Assembly Speaker Sheldon Silver and Housing Committee Chair Vito Lopez announced the passage of legislation today that would extend and strengthen New York City’s rent regulation laws. The measure (A.2674A/Lopez) includes provisions that will protect millions of working New Yorkers, extend rent stabilization laws set to expire June 15, and close loopholes that allow for the loss of thousands of affordable apartments every year.

“Every year more than 10,000 rent regulated apartments are lost because of loopholes in the rent laws,” said Silver (D-Manhattan).

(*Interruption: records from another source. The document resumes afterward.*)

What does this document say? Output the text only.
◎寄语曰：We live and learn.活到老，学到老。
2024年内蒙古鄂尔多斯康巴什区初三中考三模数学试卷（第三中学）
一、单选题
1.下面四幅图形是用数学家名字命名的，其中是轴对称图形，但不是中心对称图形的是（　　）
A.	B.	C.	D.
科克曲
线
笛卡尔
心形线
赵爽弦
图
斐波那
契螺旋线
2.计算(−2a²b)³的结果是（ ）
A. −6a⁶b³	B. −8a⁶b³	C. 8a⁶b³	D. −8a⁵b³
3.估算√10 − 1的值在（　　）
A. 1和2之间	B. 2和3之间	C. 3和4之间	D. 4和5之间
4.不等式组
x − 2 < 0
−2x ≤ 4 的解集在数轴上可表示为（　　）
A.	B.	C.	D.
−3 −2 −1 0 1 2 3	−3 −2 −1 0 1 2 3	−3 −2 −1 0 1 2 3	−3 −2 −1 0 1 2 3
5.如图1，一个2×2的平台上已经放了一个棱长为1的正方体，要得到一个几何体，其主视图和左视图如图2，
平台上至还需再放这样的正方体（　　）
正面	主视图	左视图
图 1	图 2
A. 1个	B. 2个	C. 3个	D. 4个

“By ending vacancy decontrol, reducing rent increases after a landlord makes capitol improvements and cutting the increases allowed after a vacancy, this legislation will help keep middle class families from being priced out of their homes and communities. The Assembly Majority remains committed to fighting for the rights of the tenants in our city, and we urge the Senate to quickly act on this legislation.”

“As we face a housing crisis, we must preserve our limited affordable housing stock and make sure our working families can afford to live in New York City,” said Lopez (D-Brooklyn). “This legislation will help stabilize our working class neighborhoods when families are bearing the brunt of these uncertain economic times.”

The Bill would:    

•    Repeal vacancy decontrol, which permits landlords to remove apartments from regulation by charging rents at or above $2,000 a month

•    Reduce allowable rent increases after a landlord makes individual apartment improvements from 1/40th to 1/60th the cost of the improvement

•    Cap the amount that can be collected for a major capital improvement to the actual cost of the improvement

•    Bring certain units that were deregulated due to vacancy decontrol on or after January 1, 2007, again under the protection of rent regulation

Under current law, over 2.5 million tenants are protected by rent-regulation laws in New York State. The rent stabilization system began in 1969, when rents were sharply increasing in many post-war buildings, and generally includes apartments in buildings with six or more units constructed between February 1, 1947 and January 1, 1974.

“Throughout New York City, we are seeing neighborhoods decimated by speculative investors who come in and buy up affordable housing, and use loopholes to raise the rent above the threshold for rent regulation,” said Maggie Russell-Ciardi, executive director of  New York State Tenants and Neighbors Coalition.

“This kind of systematic displacement of low and moderate income people from their communities cannot continue.”